BMP signaling was detected by adenoviral Smad-binding-element-reporter assays. Gene expression was determined by reverse transcription polymerase chain reaction (RT-PCR) and confirmed at the protein level by western blot. Histone deacetylase (HDAC) activity was determined using a test kit. Data sets were compared by one-way analysis of variance.
Our findings showed that Smad1/5/8-mediated rhBMP-2 and rhBMP-7 signaling is completely blocked by rhTGFβ1. We then investigated expression levels of genes involved in BMP signaling and regulation (for example, Smad1/5/8, TGFβ receptors type I and II, noggin, sclerostin, BMP and activin receptor membrane bound inhibitor (BAMBI), v-ski sarcoma viral oncogene homolog (Ski), Ski-related novel protein N (SnoN) and Smad ubiquitination regulatory factors (Smurfs)) and confirmed the expression of regulated genes at the protein level. Smad7 and SnoN were significantly induced by rhTGFβ1 treatment while expression of Smad1, Smad6, TGFβRII and activin receptor-like kinase 1 (Alk1) was reduced. Elevated SnoN expression was accompanied by increased HDAC activity. Addition of an HDAC inhibitor, namely valproic acid, fully abolished the inhibitory effect of rhTGFβ1 on rhBMP-2 and rhBMP-7 signaling.

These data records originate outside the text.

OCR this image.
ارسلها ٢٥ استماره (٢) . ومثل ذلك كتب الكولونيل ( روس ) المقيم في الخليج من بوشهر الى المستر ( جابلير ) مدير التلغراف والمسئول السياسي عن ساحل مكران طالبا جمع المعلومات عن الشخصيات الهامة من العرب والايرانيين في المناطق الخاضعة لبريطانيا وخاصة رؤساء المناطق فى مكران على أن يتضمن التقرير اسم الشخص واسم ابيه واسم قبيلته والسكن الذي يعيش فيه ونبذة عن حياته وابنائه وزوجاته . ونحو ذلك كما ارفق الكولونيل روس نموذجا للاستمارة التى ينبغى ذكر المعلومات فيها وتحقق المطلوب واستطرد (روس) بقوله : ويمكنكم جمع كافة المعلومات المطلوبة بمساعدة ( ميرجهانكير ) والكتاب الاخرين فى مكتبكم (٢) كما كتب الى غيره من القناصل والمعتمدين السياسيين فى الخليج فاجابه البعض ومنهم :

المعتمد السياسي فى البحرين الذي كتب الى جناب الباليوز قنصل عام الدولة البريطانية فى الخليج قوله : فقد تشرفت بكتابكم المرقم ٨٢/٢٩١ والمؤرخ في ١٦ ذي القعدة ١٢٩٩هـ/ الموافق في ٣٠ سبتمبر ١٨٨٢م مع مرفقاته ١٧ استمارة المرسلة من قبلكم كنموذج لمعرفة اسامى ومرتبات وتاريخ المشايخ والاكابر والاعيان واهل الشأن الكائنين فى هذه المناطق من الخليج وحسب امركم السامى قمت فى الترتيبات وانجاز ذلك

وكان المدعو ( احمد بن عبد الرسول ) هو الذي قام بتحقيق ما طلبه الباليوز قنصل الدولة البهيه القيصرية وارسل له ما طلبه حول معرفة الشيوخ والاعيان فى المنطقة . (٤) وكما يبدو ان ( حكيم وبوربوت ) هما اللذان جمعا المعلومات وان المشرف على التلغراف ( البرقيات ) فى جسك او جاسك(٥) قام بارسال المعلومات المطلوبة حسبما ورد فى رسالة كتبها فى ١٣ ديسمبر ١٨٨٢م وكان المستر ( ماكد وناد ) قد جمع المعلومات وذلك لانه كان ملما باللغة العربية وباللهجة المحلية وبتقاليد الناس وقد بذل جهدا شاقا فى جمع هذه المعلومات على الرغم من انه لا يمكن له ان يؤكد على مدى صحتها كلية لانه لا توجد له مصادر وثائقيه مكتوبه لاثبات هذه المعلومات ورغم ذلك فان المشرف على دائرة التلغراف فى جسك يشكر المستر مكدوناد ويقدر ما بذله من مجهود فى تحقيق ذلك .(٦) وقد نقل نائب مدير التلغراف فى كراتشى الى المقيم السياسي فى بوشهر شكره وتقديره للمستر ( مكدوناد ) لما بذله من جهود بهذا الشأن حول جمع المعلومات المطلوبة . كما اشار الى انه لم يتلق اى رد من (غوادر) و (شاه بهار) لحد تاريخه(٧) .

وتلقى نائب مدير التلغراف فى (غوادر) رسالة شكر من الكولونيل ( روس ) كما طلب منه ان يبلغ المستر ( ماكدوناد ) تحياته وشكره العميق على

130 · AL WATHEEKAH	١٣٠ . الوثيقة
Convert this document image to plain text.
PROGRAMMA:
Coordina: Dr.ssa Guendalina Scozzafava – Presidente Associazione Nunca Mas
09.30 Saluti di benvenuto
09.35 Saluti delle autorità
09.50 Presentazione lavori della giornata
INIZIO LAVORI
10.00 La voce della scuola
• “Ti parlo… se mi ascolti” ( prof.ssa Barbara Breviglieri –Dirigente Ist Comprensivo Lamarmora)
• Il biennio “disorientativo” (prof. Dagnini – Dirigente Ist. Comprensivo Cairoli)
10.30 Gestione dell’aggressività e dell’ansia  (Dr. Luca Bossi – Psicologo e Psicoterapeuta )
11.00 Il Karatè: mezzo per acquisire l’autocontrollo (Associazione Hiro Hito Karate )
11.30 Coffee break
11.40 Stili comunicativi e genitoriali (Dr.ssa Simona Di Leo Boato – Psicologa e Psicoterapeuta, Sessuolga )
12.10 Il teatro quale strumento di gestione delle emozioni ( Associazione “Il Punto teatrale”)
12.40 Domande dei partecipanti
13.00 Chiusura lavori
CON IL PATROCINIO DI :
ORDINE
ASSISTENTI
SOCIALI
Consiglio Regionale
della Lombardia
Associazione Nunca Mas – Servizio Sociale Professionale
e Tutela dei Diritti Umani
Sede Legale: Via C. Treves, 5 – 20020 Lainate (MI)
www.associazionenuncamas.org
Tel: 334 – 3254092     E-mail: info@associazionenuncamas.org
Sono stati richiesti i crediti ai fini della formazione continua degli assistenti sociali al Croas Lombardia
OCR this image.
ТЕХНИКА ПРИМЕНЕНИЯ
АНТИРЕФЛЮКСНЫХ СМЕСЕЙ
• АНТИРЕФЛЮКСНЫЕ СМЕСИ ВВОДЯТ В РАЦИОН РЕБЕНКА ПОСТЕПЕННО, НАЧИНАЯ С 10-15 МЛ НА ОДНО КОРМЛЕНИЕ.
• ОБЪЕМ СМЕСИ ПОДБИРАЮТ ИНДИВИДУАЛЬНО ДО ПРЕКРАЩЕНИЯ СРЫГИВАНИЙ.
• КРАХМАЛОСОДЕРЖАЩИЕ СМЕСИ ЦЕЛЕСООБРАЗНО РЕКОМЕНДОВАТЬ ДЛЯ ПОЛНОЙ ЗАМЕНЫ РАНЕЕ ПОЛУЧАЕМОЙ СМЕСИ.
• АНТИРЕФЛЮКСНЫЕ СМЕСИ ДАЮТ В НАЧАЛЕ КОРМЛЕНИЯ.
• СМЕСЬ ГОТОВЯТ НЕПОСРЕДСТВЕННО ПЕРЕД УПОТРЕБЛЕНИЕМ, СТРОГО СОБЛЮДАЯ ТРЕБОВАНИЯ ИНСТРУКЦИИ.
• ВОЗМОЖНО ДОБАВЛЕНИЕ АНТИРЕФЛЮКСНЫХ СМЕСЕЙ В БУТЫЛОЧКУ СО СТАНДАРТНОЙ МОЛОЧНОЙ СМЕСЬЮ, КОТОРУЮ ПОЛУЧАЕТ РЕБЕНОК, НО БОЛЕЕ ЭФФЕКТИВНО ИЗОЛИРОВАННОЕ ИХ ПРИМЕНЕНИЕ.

rhTGFβ1 effectively blocks rhBMP signaling in osteoblasts. As possible mechanism, we postulate an induction of SnoN that increases HDAC activity and thereby reduces the expression of factors required for efficient BMP signaling. Thus, inhibition of HDAC activity may support bone healing during rhBMP therapy in patients with elevated TGFβ serum levels.